Slight skepticism for selling high on Smith.

MLB: Houston Astros at Tampa Bay Rays Kim Klement-USA TODAY Sports

As you’ve probably heard by now, yesterday the Rays finalized a five-player trade sending outfielders Mallex Smith and Jake Fraley to the Seattle Mariners in exchange for catcher Mike Zunino, outfielder Guillermo Heredia, and left-handed pitcher Michael Plassmeyer.

Overall, the response in Rays land has been rather positive. Catcher was the number one position of need for the team this offseason, and this trade does an excellent job addressing that need. Count me among the (slight) skeptics, however. And that’s because of the man the Rays gave up.

Mallex Smith (or MIS, Mallex International Speedway as I am fond of calling him) is fresh off one of better, and certainly most fulfilling, seasons in recent Rays history. Coming into the season, the overall vibe with MIS was that he was going to be a fourth outfielder at best, and a very likely candidate to be sent down to Durham if any of the kids got called up. He was fresh off a season with Tampa Bay in which he played 81 games and had a wRC+ of 88.

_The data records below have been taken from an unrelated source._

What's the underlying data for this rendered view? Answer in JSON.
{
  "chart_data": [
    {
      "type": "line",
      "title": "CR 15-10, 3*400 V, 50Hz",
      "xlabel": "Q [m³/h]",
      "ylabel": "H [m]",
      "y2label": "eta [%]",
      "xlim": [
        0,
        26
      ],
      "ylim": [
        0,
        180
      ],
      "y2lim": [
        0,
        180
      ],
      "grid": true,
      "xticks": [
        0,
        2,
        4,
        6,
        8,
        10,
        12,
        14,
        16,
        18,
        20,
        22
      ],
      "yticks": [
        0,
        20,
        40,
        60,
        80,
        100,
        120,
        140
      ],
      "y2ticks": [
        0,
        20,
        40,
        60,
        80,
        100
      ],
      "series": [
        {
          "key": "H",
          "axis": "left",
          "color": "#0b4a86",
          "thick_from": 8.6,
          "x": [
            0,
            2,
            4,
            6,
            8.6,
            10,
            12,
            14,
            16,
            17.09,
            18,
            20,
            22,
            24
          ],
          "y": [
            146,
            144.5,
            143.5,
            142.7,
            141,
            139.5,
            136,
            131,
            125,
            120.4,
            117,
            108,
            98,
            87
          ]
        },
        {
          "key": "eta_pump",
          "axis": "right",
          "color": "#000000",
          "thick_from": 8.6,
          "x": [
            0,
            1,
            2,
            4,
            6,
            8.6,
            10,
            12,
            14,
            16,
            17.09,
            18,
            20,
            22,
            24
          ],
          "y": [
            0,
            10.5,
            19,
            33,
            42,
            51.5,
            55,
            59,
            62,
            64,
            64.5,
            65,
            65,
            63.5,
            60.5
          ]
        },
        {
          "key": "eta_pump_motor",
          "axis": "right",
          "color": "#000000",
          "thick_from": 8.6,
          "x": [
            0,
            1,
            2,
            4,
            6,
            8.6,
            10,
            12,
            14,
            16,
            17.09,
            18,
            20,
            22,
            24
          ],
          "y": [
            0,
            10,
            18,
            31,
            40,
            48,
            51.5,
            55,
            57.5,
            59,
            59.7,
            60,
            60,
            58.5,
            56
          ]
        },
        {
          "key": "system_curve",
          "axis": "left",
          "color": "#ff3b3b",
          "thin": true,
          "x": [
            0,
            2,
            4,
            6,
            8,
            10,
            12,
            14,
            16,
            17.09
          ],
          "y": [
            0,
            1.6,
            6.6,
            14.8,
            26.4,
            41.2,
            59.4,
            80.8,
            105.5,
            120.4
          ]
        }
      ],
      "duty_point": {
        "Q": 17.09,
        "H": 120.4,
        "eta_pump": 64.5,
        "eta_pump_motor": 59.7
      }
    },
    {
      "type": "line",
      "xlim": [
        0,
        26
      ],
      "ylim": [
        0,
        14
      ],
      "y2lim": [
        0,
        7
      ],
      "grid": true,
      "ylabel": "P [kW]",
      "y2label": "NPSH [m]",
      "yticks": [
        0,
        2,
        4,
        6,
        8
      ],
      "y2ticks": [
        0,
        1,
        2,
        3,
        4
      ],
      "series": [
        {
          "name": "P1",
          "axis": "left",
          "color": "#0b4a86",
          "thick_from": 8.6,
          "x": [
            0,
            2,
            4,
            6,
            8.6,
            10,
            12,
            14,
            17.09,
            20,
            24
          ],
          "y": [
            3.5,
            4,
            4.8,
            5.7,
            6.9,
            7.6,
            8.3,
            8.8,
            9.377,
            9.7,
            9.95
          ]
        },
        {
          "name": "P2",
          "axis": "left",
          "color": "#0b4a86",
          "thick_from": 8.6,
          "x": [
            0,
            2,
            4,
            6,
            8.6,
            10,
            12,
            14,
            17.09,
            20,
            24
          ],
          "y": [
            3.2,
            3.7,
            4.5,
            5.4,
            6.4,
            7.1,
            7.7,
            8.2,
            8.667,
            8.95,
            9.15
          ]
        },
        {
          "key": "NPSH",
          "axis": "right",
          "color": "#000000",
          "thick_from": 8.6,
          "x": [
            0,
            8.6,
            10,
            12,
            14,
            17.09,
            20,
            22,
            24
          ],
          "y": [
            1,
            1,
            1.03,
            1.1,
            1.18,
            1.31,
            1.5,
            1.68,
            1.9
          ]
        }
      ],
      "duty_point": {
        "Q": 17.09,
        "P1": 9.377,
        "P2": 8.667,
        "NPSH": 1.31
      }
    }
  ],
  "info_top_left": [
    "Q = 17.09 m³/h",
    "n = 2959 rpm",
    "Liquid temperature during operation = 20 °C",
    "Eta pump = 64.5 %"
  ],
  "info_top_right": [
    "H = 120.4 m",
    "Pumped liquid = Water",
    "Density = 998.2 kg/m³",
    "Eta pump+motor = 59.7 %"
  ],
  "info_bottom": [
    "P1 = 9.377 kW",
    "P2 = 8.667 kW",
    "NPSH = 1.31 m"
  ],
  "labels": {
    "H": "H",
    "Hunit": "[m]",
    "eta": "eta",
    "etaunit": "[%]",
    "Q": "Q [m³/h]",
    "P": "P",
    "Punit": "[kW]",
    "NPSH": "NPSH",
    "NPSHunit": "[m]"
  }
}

However, Smith got things going early, posting a particularly strong week in mid-April when he slashed .536/.567/.750 to inflate his early batting line to a point that is was going to be hard for Kevin Cash to keep him out of the lineup.

And so Cash kept him in the lineup, and Mallex kept producing. Late May and early June were a bit of a slog for Smith, and his detractors likely pointed to the inflated BABIP from early in the season and said this was regression rearing its ugly head. However, Mr. Mallex and His Incredible Notebook weren’t going to settle for that answer.

Instead, MIS was posting a monster of a July and August, slashing .383/.458/.586 over the two months, with nearly as many walks as strikeouts, as his plate discipline increased all year. And that’s the thing the scared me most about moving Smith.

It’s hard to think of a Rays player who seemingly improved more in front of our very eyes than Mallex, and it didn’t seem like a fluke. There’s the fact that he is among the most studious players in the game. There’s the fact that his skills seem to be only just approaching the natural speed he has to his game. There’s the fact that he’s still only 25 years old, and that he has said football was his number one sport much of growing up. And there was the fact he had an effect on every game he played.

The Mallex Effect was real.

There are certainly some red flags on his FanGraphs page: the .449 BABIP against lefties last season and his .347 batting average at home stand out the most, but it seems like his floor is a 3.0-win player. His plate discipline, speed, and batted ball profile (22.6 career line drive rate) all speak to a solid hitter, and every one of those traits is trending in the right direction.

They say sell high, but what if Smith hasn’t yet reached his truest heights? Only time will tell if the Rays made the right move, but I’m with Tommy Pham. Mallex will be missed:

Hopefully his Florida chain can still be put to good use out there in the Pacific Northwest.